Samsung Electronics' production line in Pyeongtaek, Gyeonggi Province / Courtesy of Samsung Electronics
Asset management firms are accelerating the launch of semiconductor-themed exchange-traded funds (ETFs) while aggressively increasing exposure to the country’s two largest chipmakers, Samsung Electronics and SK hynix, amid the recent KOSPI rally driven largely by optimism over soaring global demand for artificial intelligence (AI) chips, industry officials and market analysts said Monday.
The trend is fueling concerns that ETFs, originally intended to provide diversified investment exposure, are becoming increasingly concentrated in the two tech giants. Market watchers warned that excessive reliance on semiconductor stocks could amplify volatility in the broader domestic equity market.
Samsung Asset Management recently revamped its “KODEX AI Semiconductor” ETF by increasing the maximum weighting of Samsung Electronics and SK hynix to 25 percent each. The previous cap for individual holdings had been around 20 percent.
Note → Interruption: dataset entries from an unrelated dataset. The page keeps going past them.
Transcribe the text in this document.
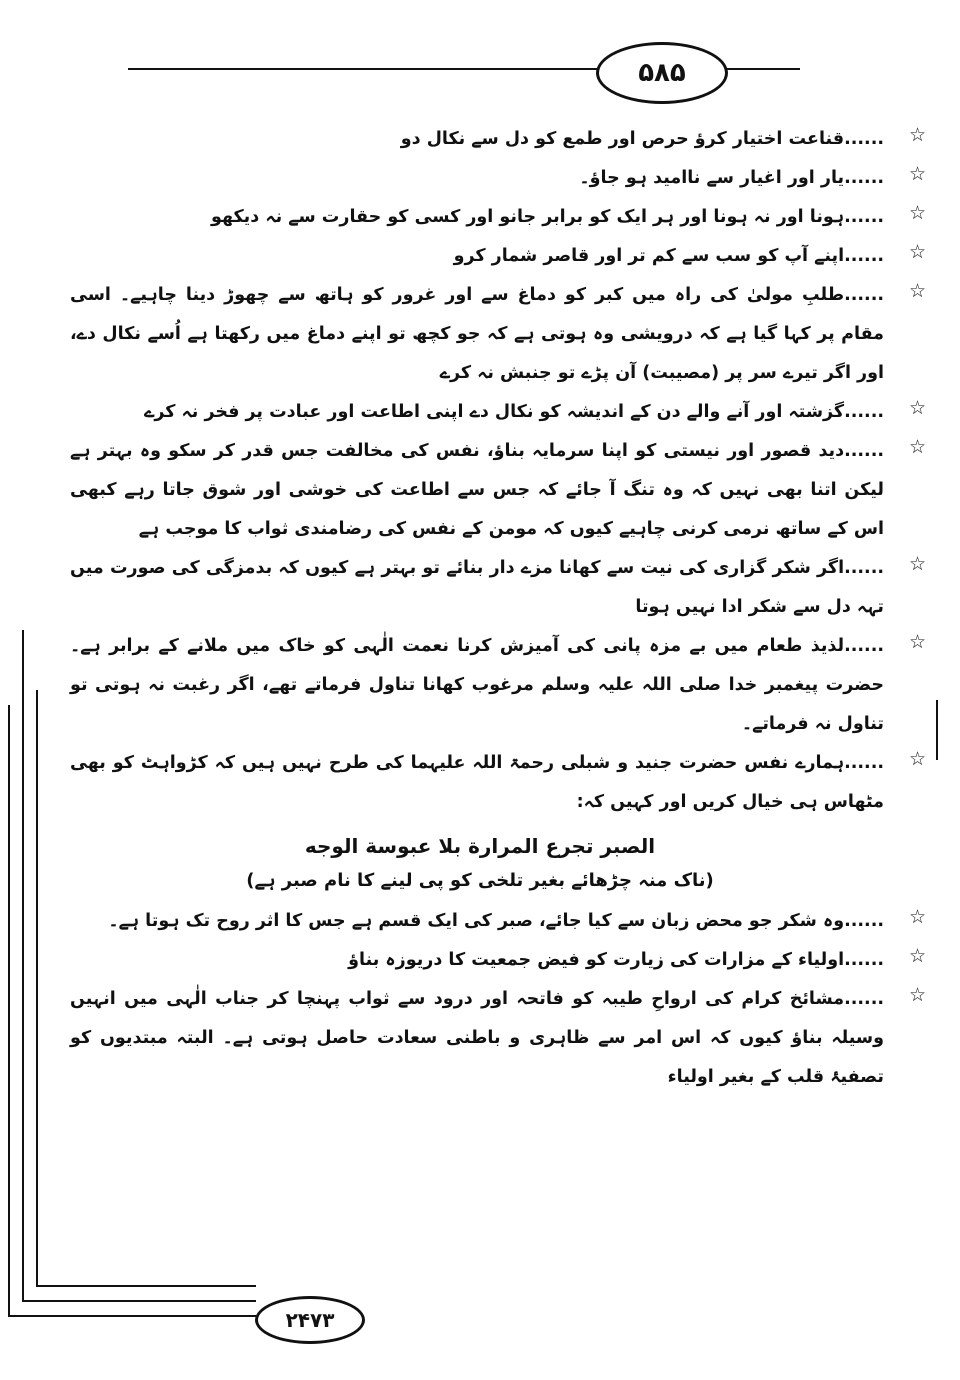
۵۸۵
۲۴۷۳
☆
......قناعت اختیار کرؤ حرص اور طمع کو دل سے نکال دو
☆
......یار اور اغیار سے ناامید ہو جاؤ۔
☆
......ہونا اور نہ ہونا اور ہر ایک کو برابر جانو اور کسی کو حقارت سے نہ دیکھو
☆
......اپنے آپ کو سب سے کم تر اور قاصر شمار کرو
☆
......طلبِ مولیٰ کی راہ میں کبر کو دماغ سے اور غرور کو ہاتھ سے چھوڑ دینا چاہیے۔ اسی مقام پر کہا گیا ہے کہ درویشی وہ ہوتی ہے کہ جو کچھ تو اپنے دماغ میں رکھتا ہے اُسے نکال دے، اور اگر تیرے سر پر (مصیبت) آن پڑے تو جنبش نہ کرے
☆
......گزشتہ اور آنے والے دن کے اندیشہ کو نکال دے اپنی اطاعت اور عبادت پر فخر نہ کرے
☆
......دید قصور اور نیستی کو اپنا سرمایہ بناؤ، نفس کی مخالفت جس قدر کر سکو وہ بہتر ہے لیکن اتنا بھی نہیں کہ وہ تنگ آ جائے کہ جس سے اطاعت کی خوشی اور شوق جاتا رہے کبھی اس کے ساتھ نرمی کرنی چاہیے کیوں کہ مومن کے نفس کی رضامندی ثواب کا موجب ہے
☆
......اگر شکر گزاری کی نیت سے کھانا مزے دار بنائے تو بہتر ہے کیوں کہ بدمزگی کی صورت میں تہہ دل سے شکر ادا نہیں ہوتا
☆
......لذیذ طعام میں بے مزہ پانی کی آمیزش کرنا نعمت الٰہی کو خاک میں ملانے کے برابر ہے۔ حضرت پیغمبر خدا صلی اللہ علیہ وسلم مرغوب کھانا تناول فرماتے تھے، اگر رغبت نہ ہوتی تو تناول نہ فرماتے۔
☆
......ہمارے نفس حضرت جنید و شبلی رحمۃ اللہ علیہما کی طرح نہیں ہیں کہ کڑواہٹ کو بھی مٹھاس ہی خیال کریں اور کہیں کہ:
الصبر تجرع المرارة بلا عبوسة الوجه
(ناک منہ چڑھائے بغیر تلخی کو پی لینے کا نام صبر ہے)
☆
......وہ شکر جو محض زبان سے کیا جائے، صبر کی ایک قسم ہے جس کا اثر روح تک ہوتا ہے۔
☆
......اولیاء کے مزارات کی زیارت کو فیض جمعیت کا دریوزہ بناؤ
☆
......مشائخ کرام کی ارواحِ طیبہ کو فاتحہ اور درود سے ثواب پہنچا کر جناب الٰہی میں انہیں وسیلہ بناؤ کیوں کہ اس امر سے ظاہری و باطنی سعادت حاصل ہوتی ہے۔ البتہ مبتدیوں کو تصفیۂ قلب کے بغیر اولیاء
The asset manager also streamlined the portfolio by reducing the number of constituent stocks from 24 to about 15.
Data from ETF Check, a platform operated by Korea Securities Computer Corp., showed that 391 out of 1,107 domestic ETFs held Samsung Electronics, while 386 products included SK hynix.
The figures indicate that about one-third of all locally listed ETFs currently contain at least one of the two semiconductor giants.
The concentration of the two companies within ETF portfolios has also intensified. Among the 391 ETFs holding Samsung Electronics, 59 products allocate more than 30 percent of their assets to the stock.
In addition, reflecting the strong momentum in chip stocks, asset managers have increasingly incorporated terms such as “AI” and “Semiconductor” into ETF names to highlight strategies centered on the chipmakers.
Market watchers said the trend runs counter to the fundamental purpose of ETFs, which is to reduce risk through diversification across a broad range of assets.